Judgment from the Supreme Court in Welsh Care Home Sector case
The Supreme Court has today handed down judgment in the case of R (on the application of Forge Care Homes Ltd and others) (Appellants) v Cardiff and Vale University Health Board and others (Respondents)  UKSC 56. The case involved all 7 Health boards and 21 local authorities across Wales. Today's judgment brings an end to the litigation started in 2014 by a number of care home providers who were seeking an increase in the payments made to them by the NHS for Funded Nursing Care.

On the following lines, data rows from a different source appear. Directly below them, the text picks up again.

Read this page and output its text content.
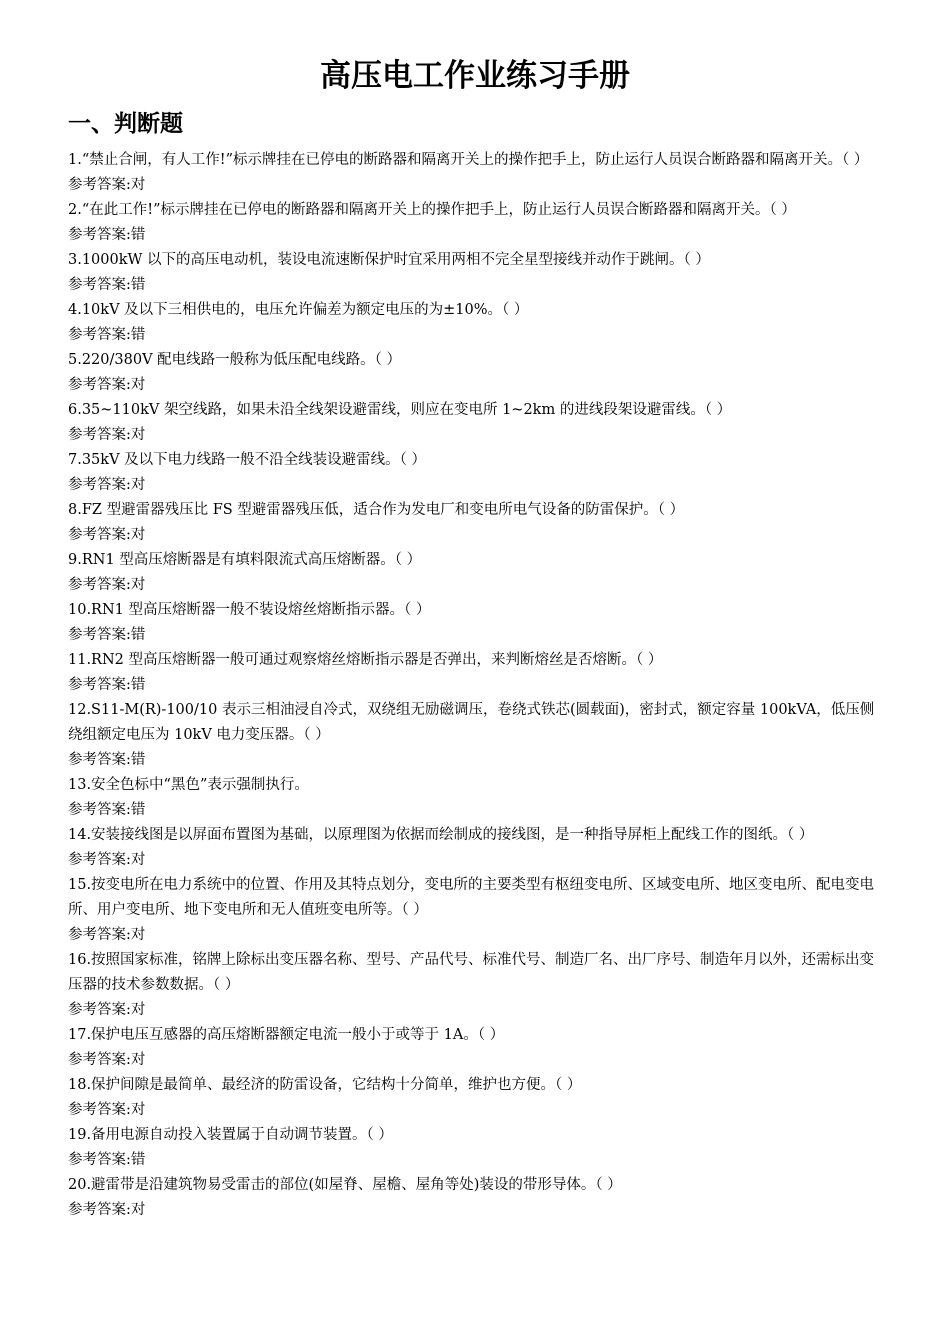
高压电工作业练习手册
一、判断题

1.“禁止合闸，有人工作!”标示牌挂在已停电的断路器和隔离开关上的操作把手上，防止运行人员误合断路器和隔离开关。（ ）

参考答案:对

2.“在此工作!”标示牌挂在已停电的断路器和隔离开关上的操作把手上，防止运行人员误合断路器和隔离开关。（ ）

参考答案:错

3.1000kW 以下的高压电动机，装设电流速断保护时宜采用两相不完全星型接线并动作于跳闸。（ ）

参考答案:错

4.10kV 及以下三相供电的，电压允许偏差为额定电压的为±10%。（ ）

参考答案:错

5.220/380V 配电线路一般称为低压配电线路。（ ）

参考答案:对

6.35~110kV 架空线路，如果未沿全线架设避雷线，则应在变电所 1~2km 的进线段架设避雷线。（ ）

参考答案:对

7.35kV 及以下电力线路一般不沿全线装设避雷线。（ ）

参考答案:对

8.FZ 型避雷器残压比 FS 型避雷器残压低，适合作为发电厂和变电所电气设备的防雷保护。（ ）

参考答案:对

9.RN1 型高压熔断器是有填料限流式高压熔断器。（ ）

参考答案:对

10.RN1 型高压熔断器一般不装设熔丝熔断指示器。（ ）

参考答案:错

11.RN2 型高压熔断器一般可通过观察熔丝熔断指示器是否弹出，来判断熔丝是否熔断。（ ）

参考答案:错

12.S11-M(R)-100/10 表示三相油浸自冷式，双绕组无励磁调压，卷绕式铁芯(圆载面)，密封式，额定容量 100kVA，低压侧绕组额定电压为 10kV 电力变压器。（ ）

参考答案:错

13.安全色标中“黑色”表示强制执行。

参考答案:错

14.安装接线图是以屏面布置图为基础，以原理图为依据而绘制成的接线图，是一种指导屏柜上配线工作的图纸。（ ）

参考答案:对

15.按变电所在电力系统中的位置、作用及其特点划分，变电所的主要类型有枢纽变电所、区域变电所、地区变电所、配电变电所、用户变电所、地下变电所和无人值班变电所等。（ ）

参考答案:对

16.按照国家标准，铭牌上除标出变压器名称、型号、产品代号、标准代号、制造厂名、出厂序号、制造年月以外，还需标出变压器的技术参数数据。（ ）

参考答案:对

17.保护电压互感器的高压熔断器额定电流一般小于或等于 1A。（ ）

参考答案:对

18.保护间隙是最简单、最经济的防雷设备，它结构十分简单，维护也方便。（ ）

参考答案:对

19.备用电源自动投入装置属于自动调节装置。（ ）

参考答案:错

20.避雷带是沿建筑物易受雷击的部位(如屋脊、屋檐、屋角等处)装设的带形导体。（ ）

参考答案:对
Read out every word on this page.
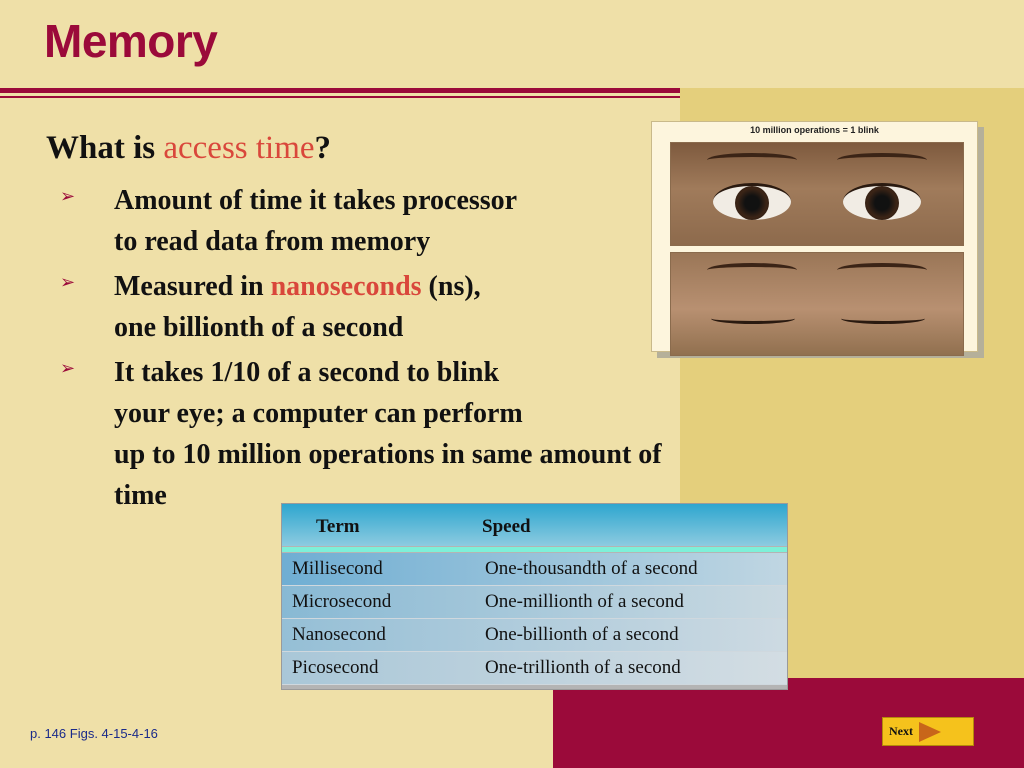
Memory
What is access time?
➢ Amount of time it takes processor
to read data from memory
➢ Measured in nanoseconds (ns),
one billionth of a second
➢ It takes 1/10 of a second to blink
your eye; a computer can perform
up to 10 million operations in same amount of
time
10 million operations = 1 blink
Term	Speed
Millisecond	One-thousandth of a second
Microsecond	One-millionth of a second
Nanosecond	One-billionth of a second
Picosecond	One-trillionth of a second
p. 146 Figs. 4-15-4-16	Next
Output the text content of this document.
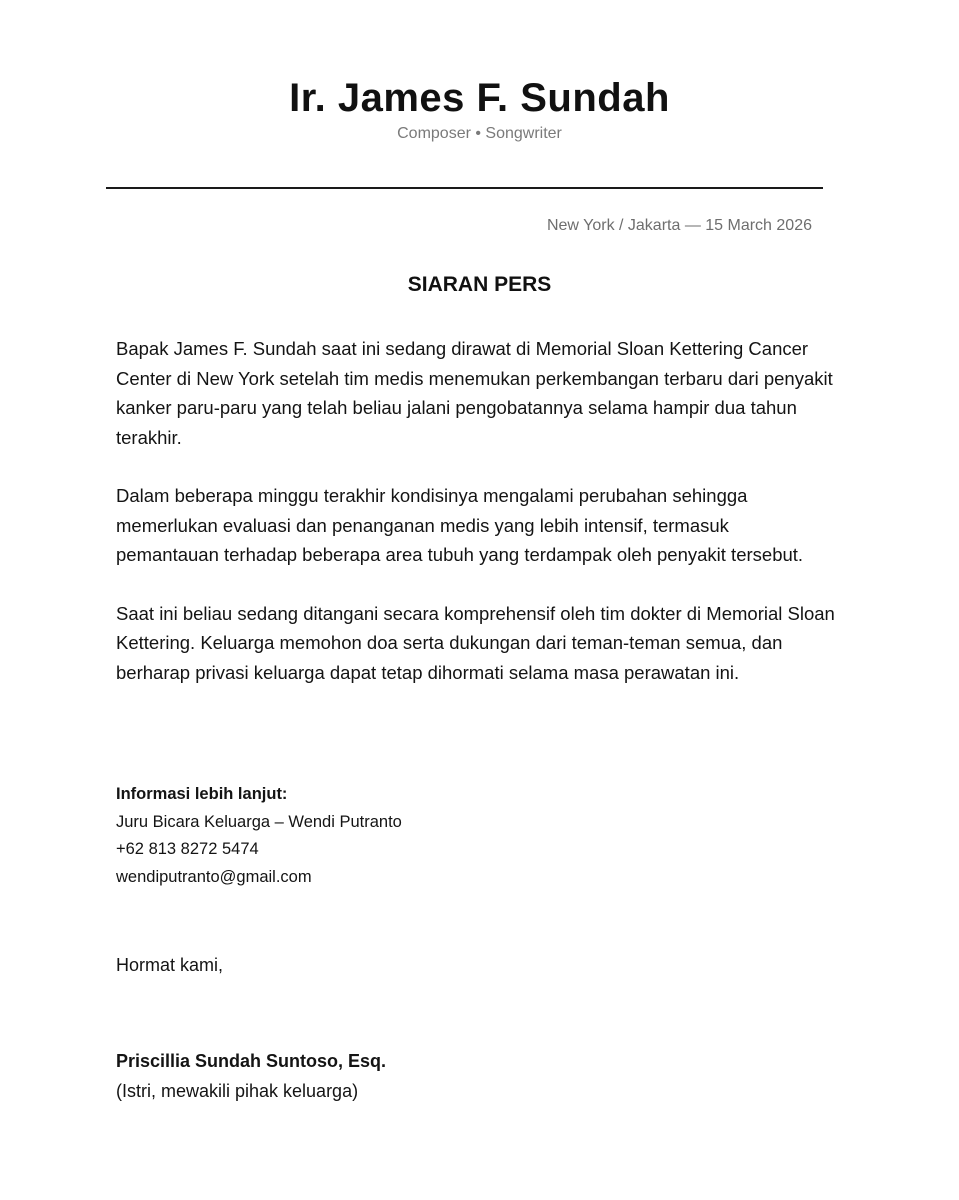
Ir. James F. Sundah
Composer • Songwriter
New York / Jakarta — 15 March 2026
SIARAN PERS

Bapak James F. Sundah saat ini sedang dirawat di Memorial Sloan Kettering Cancer Center di New York setelah tim medis menemukan perkembangan terbaru dari penyakit kanker paru-paru yang telah beliau jalani pengobatannya selama hampir dua tahun terakhir.

Dalam beberapa minggu terakhir kondisinya mengalami perubahan sehingga memerlukan evaluasi dan penanganan medis yang lebih intensif, termasuk pemantauan terhadap beberapa area tubuh yang terdampak oleh penyakit tersebut.

Saat ini beliau sedang ditangani secara komprehensif oleh tim dokter di Memorial Sloan Kettering. Keluarga memohon doa serta dukungan dari teman-teman semua, dan berharap privasi keluarga dapat tetap dihormati selama masa perawatan ini.

Informasi lebih lanjut:
Juru Bicara Keluarga – Wendi Putranto
+62 813 8272 5474
wendiputranto@gmail.com
Hormat kami,
Priscillia Sundah Suntoso, Esq.
(Istri, mewakili pihak keluarga)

Blake Morgan represented the Health Boards in this case, who, having been successful in the Court of Appeal in defending their interpretation of section 49 of the Health and Social Care Act 2001, were responding to the appeal of that decision by the local authorities. By the time the dispute reached the Supreme Court, the court was solely concerned with the issue of whether the NHS or local authorities (with means-tested contributions from clients) are responsible for paying for the work done by registered nurses in social rather than health care settings.
The Supreme Court opens its judgment with a statement that "The interface between health and social care is a difficult and controversial policy area". In its judgment, the Supreme Court issues further guidance on the correct interpretation of the legislation, having decided that, not only was the interpretation adopted by the Health Boards incorrect, but the alternative submissions from the local authorities were also incorrect. The Supreme Court has therefore taken their own stance on the meaning of section 49(2).
The Supreme Court has stated that some caring tasks cannot sensibly be parcelled up between nursing and non-nursing care. They do however also state that it is a matter of fact, and one for the decision makers, what part of the care provided by registered nurses will fall within this definition.
The judgment concludes with a statement that the Health Boards’ decisions must be quashed and re-taken in the light of the guidance given the judgment and goes on to state that, ideally, this should be a matter for negotiation between all the parties who are governed by the legislation and have an interest in the outcome.
In practical terms therefore, there is still work to be done in ascertaining the correct rate to be paid by the NHS for Funded Nursing Care and, whilst today's decision helps to bring some clarity to that process, further consideration will need to be given to the judgment and its impact before any fresh decisions can be made.